Background: Insulin sensitivity (Si) is improved by weight loss and exercise, but the effects of the replacement of saturated fatty acids (SFAs) with monounsaturated fatty acids (MUFAs) or carbohydrates of high glycemic index (HGI) or low glycemic index (LGI) are uncertain.
Objective: We conducted a dietary intervention trial to study these effects in participants at risk of developing metabolic syndrome.

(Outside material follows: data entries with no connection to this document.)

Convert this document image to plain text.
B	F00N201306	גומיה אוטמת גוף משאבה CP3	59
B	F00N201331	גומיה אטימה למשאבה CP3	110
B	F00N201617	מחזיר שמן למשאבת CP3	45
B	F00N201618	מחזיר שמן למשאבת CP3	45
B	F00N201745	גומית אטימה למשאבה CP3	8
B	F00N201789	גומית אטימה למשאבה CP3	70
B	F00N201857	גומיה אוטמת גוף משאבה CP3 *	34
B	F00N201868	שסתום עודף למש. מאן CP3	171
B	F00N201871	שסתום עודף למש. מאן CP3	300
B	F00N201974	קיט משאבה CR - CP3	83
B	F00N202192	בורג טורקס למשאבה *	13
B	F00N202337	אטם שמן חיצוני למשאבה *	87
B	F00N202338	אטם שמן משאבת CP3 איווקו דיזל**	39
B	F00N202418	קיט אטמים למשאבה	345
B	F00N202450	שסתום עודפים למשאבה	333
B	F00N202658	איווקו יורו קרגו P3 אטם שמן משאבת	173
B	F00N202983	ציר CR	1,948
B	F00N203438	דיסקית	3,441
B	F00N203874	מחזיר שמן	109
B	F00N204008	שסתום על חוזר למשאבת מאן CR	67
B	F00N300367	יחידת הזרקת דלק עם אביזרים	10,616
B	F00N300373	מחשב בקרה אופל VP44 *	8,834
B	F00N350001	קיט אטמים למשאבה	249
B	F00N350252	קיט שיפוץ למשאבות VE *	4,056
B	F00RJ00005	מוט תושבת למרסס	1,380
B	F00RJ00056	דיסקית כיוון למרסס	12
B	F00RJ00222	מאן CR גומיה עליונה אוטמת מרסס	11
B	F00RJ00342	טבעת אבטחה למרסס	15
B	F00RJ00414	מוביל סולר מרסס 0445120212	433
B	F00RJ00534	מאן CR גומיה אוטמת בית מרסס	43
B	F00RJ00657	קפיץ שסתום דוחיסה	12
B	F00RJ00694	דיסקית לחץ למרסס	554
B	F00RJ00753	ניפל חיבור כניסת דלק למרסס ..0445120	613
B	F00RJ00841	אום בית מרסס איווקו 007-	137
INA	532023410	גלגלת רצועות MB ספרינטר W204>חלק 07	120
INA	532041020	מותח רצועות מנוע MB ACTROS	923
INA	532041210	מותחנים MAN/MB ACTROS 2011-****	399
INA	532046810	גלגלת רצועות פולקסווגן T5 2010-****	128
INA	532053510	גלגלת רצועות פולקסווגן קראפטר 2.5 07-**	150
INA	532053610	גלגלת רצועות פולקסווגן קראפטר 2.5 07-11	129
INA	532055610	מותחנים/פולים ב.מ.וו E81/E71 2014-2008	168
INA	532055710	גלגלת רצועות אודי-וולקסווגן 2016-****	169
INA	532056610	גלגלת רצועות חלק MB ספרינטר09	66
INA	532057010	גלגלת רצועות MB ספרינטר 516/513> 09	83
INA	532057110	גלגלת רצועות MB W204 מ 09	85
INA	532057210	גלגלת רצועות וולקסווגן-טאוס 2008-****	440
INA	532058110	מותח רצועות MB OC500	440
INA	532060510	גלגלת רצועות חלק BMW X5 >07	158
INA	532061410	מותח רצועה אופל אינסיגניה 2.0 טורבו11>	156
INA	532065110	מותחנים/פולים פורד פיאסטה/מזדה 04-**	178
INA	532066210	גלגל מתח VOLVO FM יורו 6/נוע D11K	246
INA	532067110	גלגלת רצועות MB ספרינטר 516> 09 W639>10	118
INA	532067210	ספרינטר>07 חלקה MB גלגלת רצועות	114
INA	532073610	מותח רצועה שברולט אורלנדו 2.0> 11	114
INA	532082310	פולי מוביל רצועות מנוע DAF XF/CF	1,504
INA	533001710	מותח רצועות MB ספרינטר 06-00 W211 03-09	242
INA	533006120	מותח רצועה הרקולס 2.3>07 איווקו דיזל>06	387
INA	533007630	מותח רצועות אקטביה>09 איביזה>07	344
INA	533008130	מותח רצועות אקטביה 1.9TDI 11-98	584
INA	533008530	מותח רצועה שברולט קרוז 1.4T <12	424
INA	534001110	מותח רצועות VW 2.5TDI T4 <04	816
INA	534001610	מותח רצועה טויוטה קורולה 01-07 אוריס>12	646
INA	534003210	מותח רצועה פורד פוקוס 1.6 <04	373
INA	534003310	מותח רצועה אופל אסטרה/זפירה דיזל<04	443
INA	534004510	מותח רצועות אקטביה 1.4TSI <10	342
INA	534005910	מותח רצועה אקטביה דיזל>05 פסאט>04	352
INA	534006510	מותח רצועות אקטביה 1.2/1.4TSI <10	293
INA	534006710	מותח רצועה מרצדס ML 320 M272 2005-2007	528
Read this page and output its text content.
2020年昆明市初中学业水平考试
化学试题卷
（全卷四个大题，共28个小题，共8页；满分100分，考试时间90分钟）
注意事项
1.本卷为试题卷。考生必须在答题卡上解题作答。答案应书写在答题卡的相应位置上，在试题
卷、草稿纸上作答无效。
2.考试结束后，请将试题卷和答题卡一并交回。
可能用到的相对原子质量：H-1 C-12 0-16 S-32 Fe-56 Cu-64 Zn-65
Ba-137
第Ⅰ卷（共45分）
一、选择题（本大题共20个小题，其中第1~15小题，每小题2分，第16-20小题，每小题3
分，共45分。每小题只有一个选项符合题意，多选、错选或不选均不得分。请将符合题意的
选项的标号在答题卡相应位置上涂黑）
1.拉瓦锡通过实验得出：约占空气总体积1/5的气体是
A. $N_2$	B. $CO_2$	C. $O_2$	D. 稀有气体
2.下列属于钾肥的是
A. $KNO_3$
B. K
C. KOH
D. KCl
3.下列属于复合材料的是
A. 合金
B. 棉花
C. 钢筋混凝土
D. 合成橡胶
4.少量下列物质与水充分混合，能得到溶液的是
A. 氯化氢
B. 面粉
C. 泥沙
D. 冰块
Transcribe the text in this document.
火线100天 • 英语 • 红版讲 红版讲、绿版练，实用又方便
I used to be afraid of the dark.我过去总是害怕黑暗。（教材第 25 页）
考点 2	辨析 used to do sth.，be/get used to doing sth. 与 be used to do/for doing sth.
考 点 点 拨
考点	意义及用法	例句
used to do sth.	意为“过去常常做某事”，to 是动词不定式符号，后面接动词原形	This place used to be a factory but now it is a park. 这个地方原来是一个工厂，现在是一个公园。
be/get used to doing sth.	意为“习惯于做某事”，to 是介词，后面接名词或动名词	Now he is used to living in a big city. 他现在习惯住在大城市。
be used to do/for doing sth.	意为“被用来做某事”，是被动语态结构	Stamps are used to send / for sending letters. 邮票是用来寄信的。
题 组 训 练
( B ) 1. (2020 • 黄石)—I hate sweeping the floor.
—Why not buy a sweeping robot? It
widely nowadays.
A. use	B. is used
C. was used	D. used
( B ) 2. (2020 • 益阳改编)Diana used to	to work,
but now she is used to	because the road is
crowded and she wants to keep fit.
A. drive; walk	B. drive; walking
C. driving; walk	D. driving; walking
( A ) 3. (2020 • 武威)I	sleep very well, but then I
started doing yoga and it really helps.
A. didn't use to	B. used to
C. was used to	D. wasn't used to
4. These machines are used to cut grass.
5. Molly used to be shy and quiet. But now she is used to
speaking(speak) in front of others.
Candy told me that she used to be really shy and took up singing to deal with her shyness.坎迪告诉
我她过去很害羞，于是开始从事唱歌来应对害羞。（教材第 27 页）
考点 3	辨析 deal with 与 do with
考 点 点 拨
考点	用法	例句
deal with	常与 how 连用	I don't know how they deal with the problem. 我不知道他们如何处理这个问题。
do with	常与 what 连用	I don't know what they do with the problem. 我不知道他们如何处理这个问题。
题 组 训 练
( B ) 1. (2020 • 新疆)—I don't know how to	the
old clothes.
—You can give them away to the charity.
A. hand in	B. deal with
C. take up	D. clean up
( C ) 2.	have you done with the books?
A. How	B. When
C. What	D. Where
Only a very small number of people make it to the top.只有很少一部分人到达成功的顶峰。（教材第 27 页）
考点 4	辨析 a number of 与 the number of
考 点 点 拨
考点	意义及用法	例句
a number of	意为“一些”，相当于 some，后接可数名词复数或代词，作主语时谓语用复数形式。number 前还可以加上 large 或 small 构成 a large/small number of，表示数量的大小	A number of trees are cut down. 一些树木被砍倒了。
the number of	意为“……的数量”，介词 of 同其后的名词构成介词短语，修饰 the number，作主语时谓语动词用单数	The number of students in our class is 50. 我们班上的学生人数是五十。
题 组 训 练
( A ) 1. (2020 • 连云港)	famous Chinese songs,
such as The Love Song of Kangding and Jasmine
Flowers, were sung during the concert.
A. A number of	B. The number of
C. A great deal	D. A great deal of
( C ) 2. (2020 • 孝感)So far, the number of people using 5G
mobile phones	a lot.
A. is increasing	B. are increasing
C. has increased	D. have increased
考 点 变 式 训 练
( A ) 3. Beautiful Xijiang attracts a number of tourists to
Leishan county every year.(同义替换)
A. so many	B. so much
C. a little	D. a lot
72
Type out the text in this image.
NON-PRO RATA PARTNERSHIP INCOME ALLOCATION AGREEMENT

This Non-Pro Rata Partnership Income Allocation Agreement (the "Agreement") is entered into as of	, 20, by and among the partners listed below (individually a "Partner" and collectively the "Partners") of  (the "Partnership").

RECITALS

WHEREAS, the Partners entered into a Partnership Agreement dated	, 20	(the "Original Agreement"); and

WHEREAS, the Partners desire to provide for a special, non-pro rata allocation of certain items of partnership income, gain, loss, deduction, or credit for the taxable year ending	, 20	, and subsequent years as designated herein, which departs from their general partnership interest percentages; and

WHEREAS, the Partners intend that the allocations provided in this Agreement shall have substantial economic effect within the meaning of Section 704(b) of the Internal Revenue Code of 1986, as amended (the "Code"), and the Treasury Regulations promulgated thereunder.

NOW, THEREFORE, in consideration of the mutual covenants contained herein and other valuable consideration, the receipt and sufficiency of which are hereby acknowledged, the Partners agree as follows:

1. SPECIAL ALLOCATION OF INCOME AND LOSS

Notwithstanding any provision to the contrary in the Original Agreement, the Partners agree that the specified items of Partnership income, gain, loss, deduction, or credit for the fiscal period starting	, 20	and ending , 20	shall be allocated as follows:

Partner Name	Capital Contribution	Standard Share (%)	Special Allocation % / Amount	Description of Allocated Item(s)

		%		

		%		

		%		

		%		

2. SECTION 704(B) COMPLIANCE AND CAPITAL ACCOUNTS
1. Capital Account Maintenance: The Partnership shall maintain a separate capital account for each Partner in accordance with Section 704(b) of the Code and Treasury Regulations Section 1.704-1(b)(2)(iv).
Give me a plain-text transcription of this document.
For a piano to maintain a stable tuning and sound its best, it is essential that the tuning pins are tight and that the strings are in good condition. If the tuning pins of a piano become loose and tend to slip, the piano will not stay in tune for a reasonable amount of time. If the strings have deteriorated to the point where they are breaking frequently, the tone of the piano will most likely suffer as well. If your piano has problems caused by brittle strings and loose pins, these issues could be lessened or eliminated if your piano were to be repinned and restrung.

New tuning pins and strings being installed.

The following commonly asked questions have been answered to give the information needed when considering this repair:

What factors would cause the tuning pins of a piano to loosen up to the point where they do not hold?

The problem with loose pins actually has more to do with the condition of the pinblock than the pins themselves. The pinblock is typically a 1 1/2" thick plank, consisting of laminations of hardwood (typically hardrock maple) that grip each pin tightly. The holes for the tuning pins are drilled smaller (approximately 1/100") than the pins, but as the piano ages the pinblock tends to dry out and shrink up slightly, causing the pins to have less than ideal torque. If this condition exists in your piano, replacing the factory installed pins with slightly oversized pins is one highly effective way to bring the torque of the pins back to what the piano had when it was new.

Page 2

Design: We conducted a 5-center, parallel design, randomized controlled trial [RISCK (Reading, Imperial, Surrey, Cambridge, and Kings)]. The primary and secondary outcomes were changes in Si (measured by using an intravenous glucose tolerance test) and cardiovascular risk factors. Measurements were made after 4 wk of a high-SFA and HGI (HS/HGI) diet and after a 24-wk intervention with HS/HGI (reference), high-MUFA and HGI (HM/HGI), HM and LGI (HM/LGI), low-fat and HGI (LF/HGI), and LF and LGI (LF/LGI) diets.
Results: We analyzed data for 548 of 720 participants who were randomly assigned to treatment. The median Si was 2.7 × 10(-4) mL · μU(-1) · min(-1) (interquartile range: 2.0, 4.2 × 10(-4) mL · μU(-1) · min(-1)), and unadjusted mean percentage changes (95% CIs) after 24 wk treatment (P = 0.13) were as follows: for the HS/HGI group, -4% (-12.7%, 5.3%); for the HM/HGI group, 2.1% (-5.8%, 10.7%); for the HM/LGI group, -3.5% (-10.6%, 4.3%); for the LF/HGI group, -8.6% (-15.4%, -1.1%); and for the LF/LGI group, 9.9% (2.4%, 18.0%). Total cholesterol (TC), LDL cholesterol, and apolipoprotein B concentrations decreased with SFA reduction. Decreases in TC and LDL-cholesterol concentrations were greater with LGI. Fat reduction lowered HDL cholesterol and apolipoprotein A1 and B concentrations.
Conclusions: This study did not support the hypothesis that isoenergetic replacement of SFAs with MUFAs or carbohydrates has a favorable effect on Si. Lowering GI enhanced reductions in TC and LDL-cholesterol concentrations in subjects, with tentative evidence of improvements in Si in the LF-treatment group. This trial was registered at clinicaltrials.gov as ISRCTN29111298.